Unternehmerische „Umsicht“ in der Pandemie
Die offensichtliche Frage ist, warum Carrefour und Heineken sich auf eine solche Art und Weise „engagieren“, die nicht nur die Verletzung der Rechte mehrerer Bevölkerungsgruppen, die Verletzung zahlreicher Gesetze, sondern auch eine völlig ineffiziente Form des Umweltschutzes beinhaltet.
Carrefour stand in Brasilien im Zentrum einer Reihe von Vorfällen, bei denen direkte Mitarbeiter und von dem Unternehmen beauftragte Sicherheitskräfte exzessive Gewalt angewendet haben. Im Jahr 2009 wurde ein Ladendieb von einem Filialleiter und Sicherheitskräften gefoltert und getötet, und 2013 wurde ein schwarzer Kunde fälschlicherweise für einen Dieb gehalten und von Sicherheitskräften gefoltert. In jüngerer Zeit, am 19. November 2020, wurde ein schwarzer männlicher Kunde nach einem verbalen Schlagabtausch mit zwei Sicherheitsleuten ermordet, während eine Supermarktmitarbeiterin versuchte, Umstehende daran zu hindern, den Vorfall zu filmen. Dieser letzte Vorfall ereignete sich einen Tag vor dem Tag des Schwarzen Bewusstseins in Brasilien und führte zu verschiedenen Demonstrationen vor Carrefour-Filialen.

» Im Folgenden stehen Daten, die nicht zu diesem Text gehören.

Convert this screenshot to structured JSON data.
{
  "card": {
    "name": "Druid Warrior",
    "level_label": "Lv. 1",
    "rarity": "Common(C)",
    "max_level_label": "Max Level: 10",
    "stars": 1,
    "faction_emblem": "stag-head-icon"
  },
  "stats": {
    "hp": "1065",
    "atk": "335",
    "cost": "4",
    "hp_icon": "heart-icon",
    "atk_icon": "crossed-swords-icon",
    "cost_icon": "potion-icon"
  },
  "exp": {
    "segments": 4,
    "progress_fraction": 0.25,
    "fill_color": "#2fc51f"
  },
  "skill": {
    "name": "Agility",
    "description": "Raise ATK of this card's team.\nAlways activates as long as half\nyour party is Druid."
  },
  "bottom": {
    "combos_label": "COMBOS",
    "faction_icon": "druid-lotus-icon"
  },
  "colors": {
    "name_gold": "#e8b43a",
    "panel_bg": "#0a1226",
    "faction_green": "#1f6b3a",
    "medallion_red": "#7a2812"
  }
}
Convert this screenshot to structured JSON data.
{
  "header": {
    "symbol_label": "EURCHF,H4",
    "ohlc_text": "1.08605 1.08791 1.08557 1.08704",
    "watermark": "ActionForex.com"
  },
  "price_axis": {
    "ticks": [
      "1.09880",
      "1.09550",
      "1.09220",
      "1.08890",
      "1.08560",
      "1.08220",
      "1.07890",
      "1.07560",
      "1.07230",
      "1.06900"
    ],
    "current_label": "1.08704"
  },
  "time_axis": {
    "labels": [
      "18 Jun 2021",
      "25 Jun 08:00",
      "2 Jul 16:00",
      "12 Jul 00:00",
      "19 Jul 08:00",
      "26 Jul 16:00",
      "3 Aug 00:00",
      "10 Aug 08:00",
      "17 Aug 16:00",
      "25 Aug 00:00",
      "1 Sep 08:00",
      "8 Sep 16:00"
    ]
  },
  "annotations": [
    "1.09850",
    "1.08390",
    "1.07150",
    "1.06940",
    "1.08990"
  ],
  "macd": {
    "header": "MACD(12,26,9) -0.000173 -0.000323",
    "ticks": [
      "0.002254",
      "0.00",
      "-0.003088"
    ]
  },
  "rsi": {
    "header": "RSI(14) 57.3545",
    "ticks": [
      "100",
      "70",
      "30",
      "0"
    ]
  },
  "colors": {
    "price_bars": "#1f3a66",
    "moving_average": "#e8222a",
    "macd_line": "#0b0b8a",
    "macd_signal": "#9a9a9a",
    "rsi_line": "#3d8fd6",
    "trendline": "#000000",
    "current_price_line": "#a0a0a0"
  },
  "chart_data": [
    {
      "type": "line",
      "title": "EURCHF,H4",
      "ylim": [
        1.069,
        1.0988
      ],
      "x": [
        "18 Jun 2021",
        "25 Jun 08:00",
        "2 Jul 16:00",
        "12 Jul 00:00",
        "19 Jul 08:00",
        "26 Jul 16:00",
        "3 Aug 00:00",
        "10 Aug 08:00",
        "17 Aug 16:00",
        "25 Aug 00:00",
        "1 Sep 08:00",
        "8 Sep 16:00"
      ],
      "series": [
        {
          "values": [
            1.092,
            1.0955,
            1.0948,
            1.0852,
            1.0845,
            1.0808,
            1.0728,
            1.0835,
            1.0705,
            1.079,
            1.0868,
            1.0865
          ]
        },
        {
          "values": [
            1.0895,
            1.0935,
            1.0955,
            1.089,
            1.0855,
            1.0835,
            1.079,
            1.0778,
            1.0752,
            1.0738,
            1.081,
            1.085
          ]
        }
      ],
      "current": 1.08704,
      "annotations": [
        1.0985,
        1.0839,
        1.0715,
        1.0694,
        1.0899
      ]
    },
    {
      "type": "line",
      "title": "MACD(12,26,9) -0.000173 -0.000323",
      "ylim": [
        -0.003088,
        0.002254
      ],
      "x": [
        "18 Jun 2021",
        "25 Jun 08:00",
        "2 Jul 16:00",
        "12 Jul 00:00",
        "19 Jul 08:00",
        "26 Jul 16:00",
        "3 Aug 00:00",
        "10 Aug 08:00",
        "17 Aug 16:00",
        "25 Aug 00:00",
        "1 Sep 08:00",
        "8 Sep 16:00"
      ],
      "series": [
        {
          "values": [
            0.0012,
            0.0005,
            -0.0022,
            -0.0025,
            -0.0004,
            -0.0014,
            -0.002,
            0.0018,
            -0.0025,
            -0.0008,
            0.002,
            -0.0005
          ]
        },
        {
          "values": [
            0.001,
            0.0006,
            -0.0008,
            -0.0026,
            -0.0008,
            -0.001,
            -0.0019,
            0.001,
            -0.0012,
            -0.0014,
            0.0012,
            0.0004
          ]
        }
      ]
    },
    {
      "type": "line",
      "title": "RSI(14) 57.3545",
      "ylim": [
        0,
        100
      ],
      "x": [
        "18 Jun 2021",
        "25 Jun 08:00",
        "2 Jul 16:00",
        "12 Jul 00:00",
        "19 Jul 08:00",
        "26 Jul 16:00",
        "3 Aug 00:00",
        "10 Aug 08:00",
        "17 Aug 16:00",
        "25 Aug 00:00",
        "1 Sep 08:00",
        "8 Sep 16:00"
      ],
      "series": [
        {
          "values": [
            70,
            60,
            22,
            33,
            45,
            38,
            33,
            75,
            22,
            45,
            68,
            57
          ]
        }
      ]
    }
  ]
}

Es wird interessant sein, wie die CSR-Abteilungen für soziale Verantwortung und Nachhaltigkeit dieser Unternehmen versuchen werden, diese Form des „Engagements“ zu verkaufen, die eklatant die Rechte der Bevölkerungen verletzt, die oft seit Jahrzehnten und Jahrhunderten in diesen Gebieten leben. Wahrscheinlich wetten die „high potentials” bei Heineken und Carrefour darauf, dass die Pandemie eine großartige Gelegenheit ist, sich an einem glänzenden, gut aussehenden Projekt des ökologischen und sozialen Engagements zu beteiligen. Aber sie könnten sich irren, und insbesondere Carrefour scheint darauf erpicht zu sein, seiner ohnehin schon miserablen Erfolgsbilanz einen weiteren Shitstorm hinzuzufügen. Dass diese Deals zur Privatisierung von Naturschutzgebieten zu einer Zeit abgeschlossen wurden, als Brasilien in einer der schlimmsten Phasen der Covid-19-Pandemie steckte, sagt einiges über das Fehlen einer minimalen Sensibilität auf Seiten dieser Unternehmensführer aus.

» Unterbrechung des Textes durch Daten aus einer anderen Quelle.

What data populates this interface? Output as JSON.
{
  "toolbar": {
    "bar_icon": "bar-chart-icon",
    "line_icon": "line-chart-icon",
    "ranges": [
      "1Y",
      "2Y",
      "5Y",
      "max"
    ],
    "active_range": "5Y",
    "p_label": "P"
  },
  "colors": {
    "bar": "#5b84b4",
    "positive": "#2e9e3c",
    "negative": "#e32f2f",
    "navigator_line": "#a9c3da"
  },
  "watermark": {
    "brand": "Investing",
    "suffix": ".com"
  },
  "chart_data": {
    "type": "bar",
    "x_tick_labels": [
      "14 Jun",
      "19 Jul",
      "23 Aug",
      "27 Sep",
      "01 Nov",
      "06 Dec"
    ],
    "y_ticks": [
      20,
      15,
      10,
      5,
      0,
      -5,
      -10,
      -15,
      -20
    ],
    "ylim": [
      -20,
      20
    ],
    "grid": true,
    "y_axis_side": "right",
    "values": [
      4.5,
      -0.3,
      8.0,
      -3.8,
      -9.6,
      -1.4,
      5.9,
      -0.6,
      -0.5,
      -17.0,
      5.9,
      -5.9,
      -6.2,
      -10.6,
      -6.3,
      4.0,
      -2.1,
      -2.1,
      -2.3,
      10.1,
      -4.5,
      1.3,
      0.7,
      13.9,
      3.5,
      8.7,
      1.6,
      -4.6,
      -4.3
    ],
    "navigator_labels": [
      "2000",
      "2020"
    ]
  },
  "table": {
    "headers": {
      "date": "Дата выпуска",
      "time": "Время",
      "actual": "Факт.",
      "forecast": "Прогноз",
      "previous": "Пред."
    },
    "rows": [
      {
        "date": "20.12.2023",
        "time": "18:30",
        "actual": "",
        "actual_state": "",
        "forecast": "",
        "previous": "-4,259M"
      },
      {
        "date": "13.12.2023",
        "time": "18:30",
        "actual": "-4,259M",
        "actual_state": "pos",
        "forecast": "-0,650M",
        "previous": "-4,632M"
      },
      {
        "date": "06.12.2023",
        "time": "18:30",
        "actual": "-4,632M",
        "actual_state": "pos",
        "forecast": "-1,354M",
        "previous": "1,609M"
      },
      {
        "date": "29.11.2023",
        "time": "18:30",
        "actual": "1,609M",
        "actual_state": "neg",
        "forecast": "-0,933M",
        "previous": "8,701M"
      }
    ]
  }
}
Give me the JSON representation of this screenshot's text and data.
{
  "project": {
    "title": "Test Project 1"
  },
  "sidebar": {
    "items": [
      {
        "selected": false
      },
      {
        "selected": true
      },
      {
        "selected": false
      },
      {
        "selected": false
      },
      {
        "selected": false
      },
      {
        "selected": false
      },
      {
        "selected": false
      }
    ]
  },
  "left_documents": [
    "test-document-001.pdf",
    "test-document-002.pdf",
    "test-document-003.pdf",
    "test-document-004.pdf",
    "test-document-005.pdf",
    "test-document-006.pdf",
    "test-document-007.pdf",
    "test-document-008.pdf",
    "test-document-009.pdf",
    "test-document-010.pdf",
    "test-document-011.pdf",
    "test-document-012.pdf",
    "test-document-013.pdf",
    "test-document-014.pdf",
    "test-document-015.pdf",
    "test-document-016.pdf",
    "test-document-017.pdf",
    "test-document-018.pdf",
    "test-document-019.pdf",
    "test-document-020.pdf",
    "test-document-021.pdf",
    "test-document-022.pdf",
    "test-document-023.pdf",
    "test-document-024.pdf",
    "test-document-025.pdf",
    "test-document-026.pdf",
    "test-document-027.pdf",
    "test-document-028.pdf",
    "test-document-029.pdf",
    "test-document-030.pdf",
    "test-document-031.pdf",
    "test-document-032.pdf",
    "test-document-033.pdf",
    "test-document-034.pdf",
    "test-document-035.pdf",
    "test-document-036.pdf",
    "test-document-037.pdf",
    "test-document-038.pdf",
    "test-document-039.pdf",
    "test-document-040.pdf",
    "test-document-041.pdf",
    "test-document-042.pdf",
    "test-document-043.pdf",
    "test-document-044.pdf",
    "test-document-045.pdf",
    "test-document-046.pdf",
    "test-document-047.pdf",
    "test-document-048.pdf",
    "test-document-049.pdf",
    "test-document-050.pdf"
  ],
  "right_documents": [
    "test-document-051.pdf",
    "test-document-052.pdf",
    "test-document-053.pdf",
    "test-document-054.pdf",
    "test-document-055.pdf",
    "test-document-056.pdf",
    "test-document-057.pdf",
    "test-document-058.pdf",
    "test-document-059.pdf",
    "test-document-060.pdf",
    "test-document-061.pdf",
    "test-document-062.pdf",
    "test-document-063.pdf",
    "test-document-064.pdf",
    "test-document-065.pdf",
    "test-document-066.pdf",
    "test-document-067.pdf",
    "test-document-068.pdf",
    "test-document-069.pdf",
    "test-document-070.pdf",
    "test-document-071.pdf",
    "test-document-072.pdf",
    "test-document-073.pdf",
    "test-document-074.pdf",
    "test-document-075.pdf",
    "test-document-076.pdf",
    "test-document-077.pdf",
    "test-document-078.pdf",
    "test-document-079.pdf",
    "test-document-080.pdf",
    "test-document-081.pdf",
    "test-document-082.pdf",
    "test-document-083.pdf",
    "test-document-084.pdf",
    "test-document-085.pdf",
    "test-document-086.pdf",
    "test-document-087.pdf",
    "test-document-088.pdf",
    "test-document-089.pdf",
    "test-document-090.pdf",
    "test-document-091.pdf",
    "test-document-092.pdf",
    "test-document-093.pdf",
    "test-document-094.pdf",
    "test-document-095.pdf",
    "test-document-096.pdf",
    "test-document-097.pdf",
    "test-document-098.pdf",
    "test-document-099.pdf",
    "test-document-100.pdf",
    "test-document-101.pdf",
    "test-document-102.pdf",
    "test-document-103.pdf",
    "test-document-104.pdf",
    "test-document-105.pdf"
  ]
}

Interessanterweise wies ein kürzlich erschienener Bericht in der Financial Times darauf hin, dass das “Adopt a Park”-Programm aufgrund seiner mangelnden ökologischen Glaubwürdigkeit für die meisten Investoren uninteressant sein dürfte.
Artikel von Edel Moraes und Jörg Nowak vom 3. Mai 2021 – wir danken!

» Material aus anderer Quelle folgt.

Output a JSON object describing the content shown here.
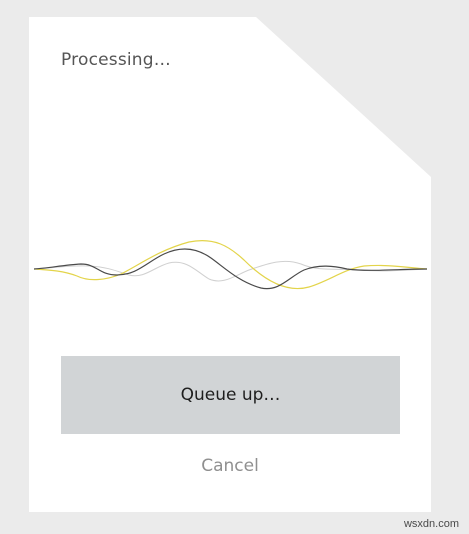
{
  "dialog": {
    "status_text": "Processing…",
    "primary_button_label": "Queue up…",
    "cancel_label": "Cancel"
  },
  "waveform": {
    "colors": {
      "dark": "#4a4a4a",
      "yellow": "#e3d44a",
      "light": "#d0d0d0"
    }
  },
  "watermark": "wsxdn.com"
}
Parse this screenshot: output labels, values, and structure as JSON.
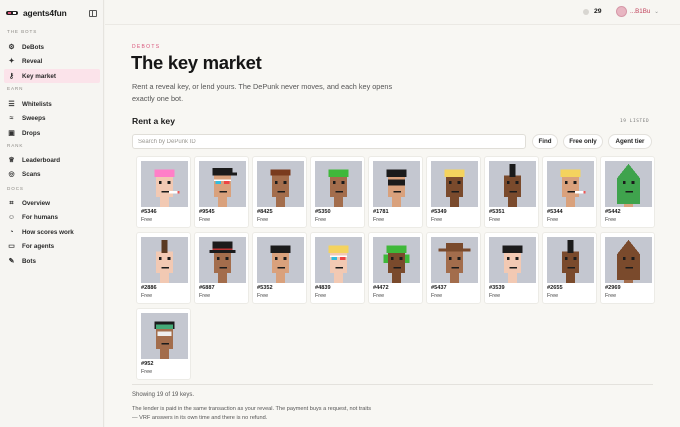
{
  "sidebar": {
    "brand": "agents4fun",
    "sections": [
      {
        "label": "THE BOTS",
        "items": [
          {
            "label": "DeBots",
            "icon": "bot-icon"
          },
          {
            "label": "Reveal",
            "icon": "sparkle-icon"
          },
          {
            "label": "Key market",
            "icon": "key-icon",
            "active": true
          }
        ]
      },
      {
        "label": "EARN",
        "items": [
          {
            "label": "Whitelists",
            "icon": "list-icon"
          },
          {
            "label": "Sweeps",
            "icon": "waves-icon"
          },
          {
            "label": "Drops",
            "icon": "inbox-icon"
          }
        ]
      },
      {
        "label": "RANK",
        "items": [
          {
            "label": "Leaderboard",
            "icon": "trophy-icon"
          },
          {
            "label": "Scans",
            "icon": "scan-icon"
          }
        ]
      },
      {
        "label": "DOCS",
        "items": [
          {
            "label": "Overview",
            "icon": "overview-icon"
          },
          {
            "label": "For humans",
            "icon": "people-icon"
          },
          {
            "label": "How scores work",
            "icon": "gauge-icon"
          },
          {
            "label": "For agents",
            "icon": "folder-icon"
          },
          {
            "label": "Bots",
            "icon": "pen-icon"
          }
        ]
      }
    ]
  },
  "topbar": {
    "points": "29",
    "user": "...B1Bu"
  },
  "page": {
    "eyebrow": "DEBOTS",
    "title": "The key market",
    "lede": "Rent a reveal key, or lend yours. The DePunk never moves, and each key opens exactly one bot.",
    "section_title": "Rent a key",
    "listed": "19 LISTED",
    "search_placeholder": "Search by DePunk ID",
    "buttons": {
      "find": "Find",
      "free_only": "Free only",
      "agent_tier": "Agent tier"
    },
    "showing": "Showing 19 of 19 keys.",
    "footnote": "The lender is paid in the same transaction as your reveal. The payment buys a request, not traits — VRF answers in its own time and there is no refund."
  },
  "cards": [
    {
      "id": "#5346",
      "price": "Free",
      "skin": "#f2c9b3",
      "hair": "#ff7fc8",
      "bg": "#c4c7d0",
      "acc": "cig"
    },
    {
      "id": "#9545",
      "price": "Free",
      "skin": "#d9a17c",
      "hair": "#1b1b1b",
      "bg": "#c4c7d0",
      "acc": "cap3d"
    },
    {
      "id": "#8425",
      "price": "Free",
      "skin": "#a36d4c",
      "hair": "#7a3b1e",
      "bg": "#c4c7d0",
      "acc": "bandana"
    },
    {
      "id": "#5350",
      "price": "Free",
      "skin": "#a36d4c",
      "hair": "#3fb83a",
      "bg": "#c4c7d0",
      "acc": "none"
    },
    {
      "id": "#1781",
      "price": "Free",
      "skin": "#d9a17c",
      "hair": "#1b1b1b",
      "bg": "#c4c7d0",
      "acc": "mask"
    },
    {
      "id": "#5349",
      "price": "Free",
      "skin": "#7a4a2c",
      "hair": "#f4d35e",
      "bg": "#c4c7d0",
      "acc": "none"
    },
    {
      "id": "#5351",
      "price": "Free",
      "skin": "#7a4a2c",
      "hair": "#1b1b1b",
      "bg": "#c4c7d0",
      "acc": "mohawk"
    },
    {
      "id": "#5344",
      "price": "Free",
      "skin": "#d9a17c",
      "hair": "#f4d35e",
      "bg": "#c4c7d0",
      "acc": "cig"
    },
    {
      "id": "#5442",
      "price": "Free",
      "skin": "#d9a17c",
      "hair": "#3fa34d",
      "bg": "#c4c7d0",
      "acc": "hood"
    },
    {
      "id": "#2886",
      "price": "Free",
      "skin": "#f2c9b3",
      "hair": "#5a3a22",
      "bg": "#c4c7d0",
      "acc": "mohawk"
    },
    {
      "id": "#6887",
      "price": "Free",
      "skin": "#a36d4c",
      "hair": "#1b1b1b",
      "bg": "#c4c7d0",
      "acc": "tophat"
    },
    {
      "id": "#5352",
      "price": "Free",
      "skin": "#d9a17c",
      "hair": "#1b1b1b",
      "bg": "#c4c7d0",
      "acc": "none"
    },
    {
      "id": "#4839",
      "price": "Free",
      "skin": "#f2c9b3",
      "hair": "#f4d35e",
      "bg": "#c4c7d0",
      "acc": "glasses3d"
    },
    {
      "id": "#4472",
      "price": "Free",
      "skin": "#7a4a2c",
      "hair": "#3fb83a",
      "bg": "#c4c7d0",
      "acc": "headphones"
    },
    {
      "id": "#5437",
      "price": "Free",
      "skin": "#a36d4c",
      "hair": "#7a4a2c",
      "bg": "#c4c7d0",
      "acc": "cowboy"
    },
    {
      "id": "#3539",
      "price": "Free",
      "skin": "#f2c9b3",
      "hair": "#1b1b1b",
      "bg": "#c4c7d0",
      "acc": "none"
    },
    {
      "id": "#2655",
      "price": "Free",
      "skin": "#7a4a2c",
      "hair": "#1b1b1b",
      "bg": "#c4c7d0",
      "acc": "mohawk"
    },
    {
      "id": "#2969",
      "price": "Free",
      "skin": "#a36d4c",
      "hair": "#7a4a2c",
      "bg": "#c4c7d0",
      "acc": "hood"
    },
    {
      "id": "#952",
      "price": "Free",
      "skin": "#a36d4c",
      "hair": "#1b1b1b",
      "bg": "#c4c7d0",
      "acc": "goggles"
    }
  ]
}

- Edel Moraes ist Mitglied der Studien- und Forschungsgruppe über Praktiken des Dialogs im Kontext traditioneller Völker und Gemeinschaften (CAUIM/UnB), an der Universität Brasilia, Brasilien
- Jörg Nowak ist Gastprofessor an der Universität von Brasilia, Brasilien.
Seine neuesten Publikationen sind “From industrial relations research to Global Labour Studies: moving labour research beyond Eurocentrism” (2021) in der Zeitschrift Globalizations, und Mass Strikes and Social Movements in Brazil and India (Palgrave, 2019).